El anciano de ochenta y tres años se esforzó por levantar la cabeza de la almohada. «¿Ya es día 4?», preguntó. Pero aún eran las once de la noche del día 3 de julio de 1826. Thomas Jefferson, el principal redactor de la Declaración de Independencia de los Estados Unidos, había viajado hasta la ciudad de Washington para participar en la celebración del cincuenta aniversario de aquella gran declaración. Nicholas P Trist, un joven abogado de confianza, conociendo lo importante que era para el anciano Padre Fundador la fecha del 4 de julio, no pudo decirle la verdad, por lo que permaneció en silencio.
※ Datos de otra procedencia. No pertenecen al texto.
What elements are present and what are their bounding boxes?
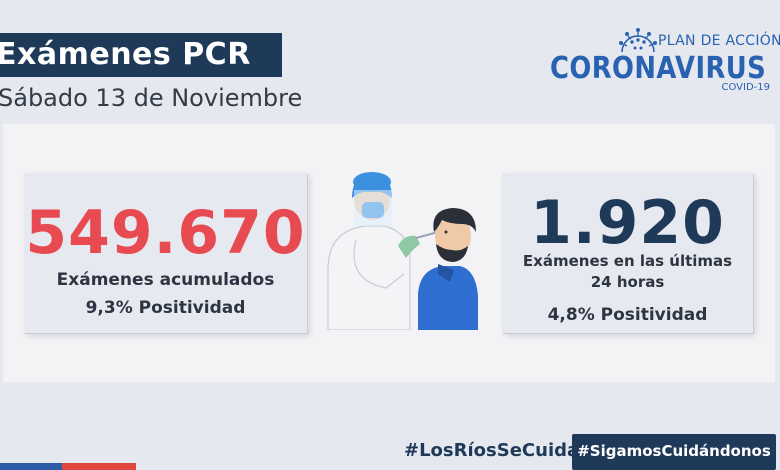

Cuando sonaron las campanas de medianoche, Jefferson preguntó una vez más: «¿Ya es día 4?». Esta vez Trist asintió con la cabeza.
«¡Ah!», fue todo lo que dijo el anciano, suspirando con una expresión satisfactoria. Luego cayó en coma. Al día siguiente, el tercer presidente de Estados Unidos murió, un poco después del mediodía.
Ese mismo día, 4 de julio de 1826, John Adams, el segundo presidente de los Estados Unidos, que varios años atrás había colaborado con Jefferson en la Declaración de Independencia, también murió en su casa de Nueva Inglaterra, aunque es obvio que Jefferson nunca lo supo. Aquellos dos hombres amaban tanto la libertad que estuvieron dispuestos a arriesgar sus vidas por causa del naciente país. En caso de que aquellos dos patriotas hubieran sido apresados por los ingleses antes del fin de la revolución, con toda seguridad habrían sido ahorcados. Como resultado de su amor por la libertad, ellos pasaron esa misma llama a los corazones de muchas personas alrededor del mundo.
Jesús, el hijo de Dios, lo arriesgó todo. El arriesgó la eternidad; dio todo lo que tenía para que tú y yo podamos ser libres. ¿Acaso la libertad será algo caro? No, más bien ¡es algo que no tiene precio!